There is nothing quite like a note telling you it’s time for the school photo to send mothers into a tizzy. Planning for this event started several days ago with negotiations to get Olivia to agree to wear a brown and white dress. There are two reasons she doesn’t want to wear it. One is that the first love of her life, a blond called Quentin, likes “cool” girls and two, Bea is wearing the same one and she hates being the same as Bea.
Last night they all had their hair washed and conditioned. They had an early night to ensure there were no unsightly bags. I had an early night too, just in case I am caught on camera.
This morning the first thing Olivia did was of course march into our room and tell me she was not going to wear that dress. Then Leo came into our bed and Rupert ruffled his hair.
“You’ve made me not lovely any more,” he wailed and burst into tears. Then he insisted on having a bath and starting the hair-care regime all over again.
Bea was a dream. Up and singing and ready to have her hair curled by 8am. “I’m not wearing that dress,” said Olivia for the 100th time. “I’ll take you off my screen-saver and put Bea on it instead,” I said. Rather underhand I know, but it did the trick. “You’re so evil,” she said marching off to find the dress.

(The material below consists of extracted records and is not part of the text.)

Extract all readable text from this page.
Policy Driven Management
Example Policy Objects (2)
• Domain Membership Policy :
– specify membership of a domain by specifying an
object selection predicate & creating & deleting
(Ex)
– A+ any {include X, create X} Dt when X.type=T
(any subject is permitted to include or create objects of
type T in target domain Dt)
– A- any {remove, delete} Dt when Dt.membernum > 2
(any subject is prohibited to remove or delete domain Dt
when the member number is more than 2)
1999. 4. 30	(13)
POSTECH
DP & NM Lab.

I realise now having done the school run that I have gone for totally the wrong look. Most of Leo’s class-mates have gel-induced mohicans. Not his best friend Louis I am pleased to report, he has a rather sophisticated Great Gatsby look.
But I suppose the most important thing is the smile, which we have been practising. Olivia has adopted a rather cool “photograph face” as my stepson Hugo calls it. Whenever you got to take a photo of him he says; “Wait, I don’t have my photograph face on yet” and then breaks into a huge smile. Bea just looks enormously sweet and Leo looks like the Antonio Banderas cat from Shrek when he wants something, all big eyes and a pleading expression.
I will share the results with you when we get them but I can now understand why Linda Evangelista refuses to get our of bed for less than $10,000 a day.